Heißer Ritt auf höchstem Niveau
29.11.2009 | 17:07 Uhr 2009-11-29T17:07:00+0100
Akrobatik, Tanz und Effekte machen „Appassionata” zum Show-Spektakel, bei dem die Hauptdarsteller Namen, wie Araber, Andalusier oder Friesen tragen. Heimliche Stars des Abends: Zwei freche Esel.

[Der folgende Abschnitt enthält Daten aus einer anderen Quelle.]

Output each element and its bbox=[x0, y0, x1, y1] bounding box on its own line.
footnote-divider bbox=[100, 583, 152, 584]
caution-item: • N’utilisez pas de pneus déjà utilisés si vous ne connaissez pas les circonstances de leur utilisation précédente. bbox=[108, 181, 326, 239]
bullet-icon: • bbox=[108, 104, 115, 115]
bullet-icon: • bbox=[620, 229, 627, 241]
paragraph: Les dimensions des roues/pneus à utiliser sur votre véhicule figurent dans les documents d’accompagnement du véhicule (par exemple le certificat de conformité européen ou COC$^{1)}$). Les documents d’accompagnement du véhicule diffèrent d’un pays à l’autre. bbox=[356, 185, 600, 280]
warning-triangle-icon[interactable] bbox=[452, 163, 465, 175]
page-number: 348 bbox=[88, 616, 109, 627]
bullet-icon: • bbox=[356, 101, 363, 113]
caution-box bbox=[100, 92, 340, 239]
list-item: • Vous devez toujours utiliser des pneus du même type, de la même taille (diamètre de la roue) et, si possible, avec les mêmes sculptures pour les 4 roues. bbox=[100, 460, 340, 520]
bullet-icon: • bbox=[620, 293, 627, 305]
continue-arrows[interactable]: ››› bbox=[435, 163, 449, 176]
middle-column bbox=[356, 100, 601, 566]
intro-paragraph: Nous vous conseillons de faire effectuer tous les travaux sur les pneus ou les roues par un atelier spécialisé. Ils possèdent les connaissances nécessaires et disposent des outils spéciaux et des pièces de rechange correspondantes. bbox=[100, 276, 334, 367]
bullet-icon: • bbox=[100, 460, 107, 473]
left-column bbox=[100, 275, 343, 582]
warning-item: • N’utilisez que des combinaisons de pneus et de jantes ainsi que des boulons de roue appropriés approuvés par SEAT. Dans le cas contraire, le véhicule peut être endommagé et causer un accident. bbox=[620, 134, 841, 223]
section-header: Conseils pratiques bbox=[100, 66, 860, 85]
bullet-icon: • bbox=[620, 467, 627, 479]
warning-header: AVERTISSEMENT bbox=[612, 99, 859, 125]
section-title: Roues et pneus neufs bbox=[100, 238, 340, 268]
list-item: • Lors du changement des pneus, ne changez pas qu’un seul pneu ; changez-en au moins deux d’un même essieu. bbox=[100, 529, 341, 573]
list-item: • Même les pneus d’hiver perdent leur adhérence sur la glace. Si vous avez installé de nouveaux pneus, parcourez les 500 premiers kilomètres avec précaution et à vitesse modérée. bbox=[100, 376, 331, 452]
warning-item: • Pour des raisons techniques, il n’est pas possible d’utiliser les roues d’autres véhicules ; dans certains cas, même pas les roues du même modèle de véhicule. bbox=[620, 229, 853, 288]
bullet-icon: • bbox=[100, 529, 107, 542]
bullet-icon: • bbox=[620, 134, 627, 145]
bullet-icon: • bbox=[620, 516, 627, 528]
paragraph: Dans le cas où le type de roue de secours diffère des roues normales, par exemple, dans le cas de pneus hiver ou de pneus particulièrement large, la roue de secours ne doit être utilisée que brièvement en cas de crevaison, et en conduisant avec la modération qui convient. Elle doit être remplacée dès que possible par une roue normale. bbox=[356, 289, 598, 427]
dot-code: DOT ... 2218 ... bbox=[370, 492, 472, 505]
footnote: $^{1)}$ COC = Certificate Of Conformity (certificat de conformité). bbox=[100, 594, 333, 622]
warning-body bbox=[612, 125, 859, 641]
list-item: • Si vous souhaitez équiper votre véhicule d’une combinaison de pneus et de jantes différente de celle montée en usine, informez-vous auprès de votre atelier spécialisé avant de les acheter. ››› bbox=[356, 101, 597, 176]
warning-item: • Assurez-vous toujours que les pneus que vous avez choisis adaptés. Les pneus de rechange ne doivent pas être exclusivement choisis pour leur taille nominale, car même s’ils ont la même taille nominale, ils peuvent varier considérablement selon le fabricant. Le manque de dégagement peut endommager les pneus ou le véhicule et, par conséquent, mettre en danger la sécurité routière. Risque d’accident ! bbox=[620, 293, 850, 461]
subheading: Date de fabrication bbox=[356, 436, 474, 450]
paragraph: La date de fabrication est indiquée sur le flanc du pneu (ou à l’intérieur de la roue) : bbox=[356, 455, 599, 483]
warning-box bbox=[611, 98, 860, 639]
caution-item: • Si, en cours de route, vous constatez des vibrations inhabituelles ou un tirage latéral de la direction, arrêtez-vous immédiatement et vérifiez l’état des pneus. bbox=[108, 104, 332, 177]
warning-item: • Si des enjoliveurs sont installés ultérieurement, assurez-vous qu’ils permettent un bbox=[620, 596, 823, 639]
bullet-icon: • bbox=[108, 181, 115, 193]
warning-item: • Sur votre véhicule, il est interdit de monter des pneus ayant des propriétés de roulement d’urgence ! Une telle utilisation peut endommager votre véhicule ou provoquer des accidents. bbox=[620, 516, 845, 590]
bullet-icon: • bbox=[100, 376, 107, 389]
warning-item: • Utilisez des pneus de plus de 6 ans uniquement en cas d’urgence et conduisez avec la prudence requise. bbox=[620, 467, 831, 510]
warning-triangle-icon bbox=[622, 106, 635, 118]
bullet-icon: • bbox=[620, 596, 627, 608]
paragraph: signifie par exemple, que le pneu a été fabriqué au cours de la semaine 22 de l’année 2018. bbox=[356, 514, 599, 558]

Animation und Dekoration, entführen die Zuschauer in ein abgeschiedenes Tal, in dem Sam und Claire ihre Liebesgeschichte durchleben. Und obwohl sich die Schauspieler und Tänzer Mühe geben und Blitze oder Rosenblätter über die Leinwand flimmern - so viel dramaturgische Verbrämung hätte es gar nicht gebraucht. Das außergewöhnliche Können der Vierbeiner reicht als Hingucker völlig aus. Begeisterung und Beifall erzeugen all die edlen Rösser nebst ihren waghalsigen Reitern. Denn ungewöhnlich sind alle Nummern. Über brennende Cavaletti jagen die Feuerreiter. Ohne Zügel, aber mit Fackeln in den Händen, drehen sie sogar Galopp-Pirouetten. Auch mit einer „Ungarischen Post” geht's über die flammenden Hindernisse, bei der ein Reiter, auf zwei Pferden stehend, zwei weitere als Gespann vor sich hertraben lässt. Dazu wird ein Unwetter ins Hallenrund projiziert, untermalt von dramatischer Musik. Das passt, die zwei vorderen Füchse verweigern, der Reiter kann nur knapp das Gleichgewicht wieder erlangen. Bei der anschließenden Runde läuft aber alles reibungslos.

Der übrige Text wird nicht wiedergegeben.